The agency’s measures will strengthen regulations on new oil and gas wells and impose new requirements for existing wells that previously escaped methane regulations. According to senior administration officials, President Joe Biden will formally announce the proposals during the second day of the COP26 climate summit in Glasgow, Scotland.
The methane initiatives will aid the president’s commitment to cut domestic emissions in half by 2030 and reach net-zero emissions by mid-century. The proposals will also push forward the U.S. and European Union’s Global Methane Pledge, a pact to cut methane emissions by 30% by the end of the decade.
According to White, more than 90 governments have joined the pledge, including 15 of the world’s top 30 methane emitters — the U.S., E.U., Indonesia, Pakistan, Argentina, Mexico, Nigeria, Iraq, Vietnam, and Canada House.

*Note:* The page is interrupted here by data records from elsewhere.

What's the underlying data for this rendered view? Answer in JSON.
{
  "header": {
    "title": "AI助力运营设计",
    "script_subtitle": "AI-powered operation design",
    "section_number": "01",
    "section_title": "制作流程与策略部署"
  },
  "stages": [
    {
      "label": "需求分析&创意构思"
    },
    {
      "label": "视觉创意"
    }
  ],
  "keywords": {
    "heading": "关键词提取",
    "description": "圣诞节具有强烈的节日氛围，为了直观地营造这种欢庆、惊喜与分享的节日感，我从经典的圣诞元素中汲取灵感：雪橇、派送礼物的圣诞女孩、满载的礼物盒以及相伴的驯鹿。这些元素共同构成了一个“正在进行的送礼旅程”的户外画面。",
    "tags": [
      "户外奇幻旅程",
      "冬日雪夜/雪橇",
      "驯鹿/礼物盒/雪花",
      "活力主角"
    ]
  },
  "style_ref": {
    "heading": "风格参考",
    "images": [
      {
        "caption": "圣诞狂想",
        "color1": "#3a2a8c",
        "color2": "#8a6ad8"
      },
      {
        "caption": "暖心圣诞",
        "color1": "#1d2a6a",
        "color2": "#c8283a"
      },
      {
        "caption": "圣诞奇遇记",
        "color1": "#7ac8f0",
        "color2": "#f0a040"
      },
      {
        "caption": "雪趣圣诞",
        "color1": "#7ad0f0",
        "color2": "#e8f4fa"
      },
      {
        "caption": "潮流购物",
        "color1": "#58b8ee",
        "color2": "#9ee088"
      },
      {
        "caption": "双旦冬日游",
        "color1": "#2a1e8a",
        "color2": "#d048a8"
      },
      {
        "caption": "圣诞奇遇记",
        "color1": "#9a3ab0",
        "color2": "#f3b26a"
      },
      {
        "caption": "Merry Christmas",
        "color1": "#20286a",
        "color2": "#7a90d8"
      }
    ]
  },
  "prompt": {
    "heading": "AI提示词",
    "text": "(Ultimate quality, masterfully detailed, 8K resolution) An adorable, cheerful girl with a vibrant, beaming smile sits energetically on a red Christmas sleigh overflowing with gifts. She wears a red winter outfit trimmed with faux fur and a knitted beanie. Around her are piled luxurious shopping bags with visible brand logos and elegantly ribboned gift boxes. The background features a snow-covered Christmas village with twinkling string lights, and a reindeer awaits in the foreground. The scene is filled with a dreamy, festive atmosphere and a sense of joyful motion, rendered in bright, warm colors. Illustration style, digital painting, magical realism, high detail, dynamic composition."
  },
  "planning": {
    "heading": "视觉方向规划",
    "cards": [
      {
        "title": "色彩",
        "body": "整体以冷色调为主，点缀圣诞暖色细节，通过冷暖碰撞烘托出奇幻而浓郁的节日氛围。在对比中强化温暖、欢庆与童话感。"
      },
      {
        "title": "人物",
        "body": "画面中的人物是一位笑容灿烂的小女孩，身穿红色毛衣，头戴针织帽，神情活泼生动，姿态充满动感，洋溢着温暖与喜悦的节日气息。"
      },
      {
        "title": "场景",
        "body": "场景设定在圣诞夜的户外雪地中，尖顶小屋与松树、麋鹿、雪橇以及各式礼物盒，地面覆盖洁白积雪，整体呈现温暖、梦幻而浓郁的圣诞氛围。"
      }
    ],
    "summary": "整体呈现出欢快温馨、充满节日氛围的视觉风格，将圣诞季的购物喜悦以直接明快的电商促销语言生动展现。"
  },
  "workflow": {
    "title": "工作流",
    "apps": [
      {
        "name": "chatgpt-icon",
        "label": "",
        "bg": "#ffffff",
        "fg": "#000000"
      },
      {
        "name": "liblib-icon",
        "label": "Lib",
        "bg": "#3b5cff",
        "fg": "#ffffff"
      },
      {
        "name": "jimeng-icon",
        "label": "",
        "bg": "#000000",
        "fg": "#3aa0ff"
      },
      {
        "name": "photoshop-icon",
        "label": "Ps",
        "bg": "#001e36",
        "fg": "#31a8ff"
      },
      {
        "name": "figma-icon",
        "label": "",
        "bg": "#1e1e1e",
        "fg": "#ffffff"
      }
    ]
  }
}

Methane is a critical component of natural gas and accounts for 10% of U.S. greenhouse gas emissions. The oil and gas industry comprises nearly 30% of the country’s methane emissions.
Methane is 84 times more potent than carbon. It doesn’t last as long in the atmosphere before it breaks down, making it a critical target for combatting climate change quickly while simultaneously minimizing other greenhouse gas emissions.
According to estimates from White House officials, the EPA’s methane rules, which come in response to the president’s executive order in January, will cover roughly three-quarters of all U.S. methane emissions.
The Biden administration is launching a whole-of-government initiative to ratchet up methane reduction commitments from the oil and gas sector, officials said, including releasing the U.S. Methane Emissions Reduction Action Plan.
Earlier this year, a landmark United Nations report declared that drastically cutting methane is vital to avoid the worst impacts of climate change.
The world could cut methane emissions up to 45% this decade, according to the U.N.’s Global Methane Assessment, a move that would avoid nearly 0.3 degrees Celsius of warming by 2045 and help limit the rise in global temperatures to 1.5 degrees Celsius, a goal of the Paris climate accord.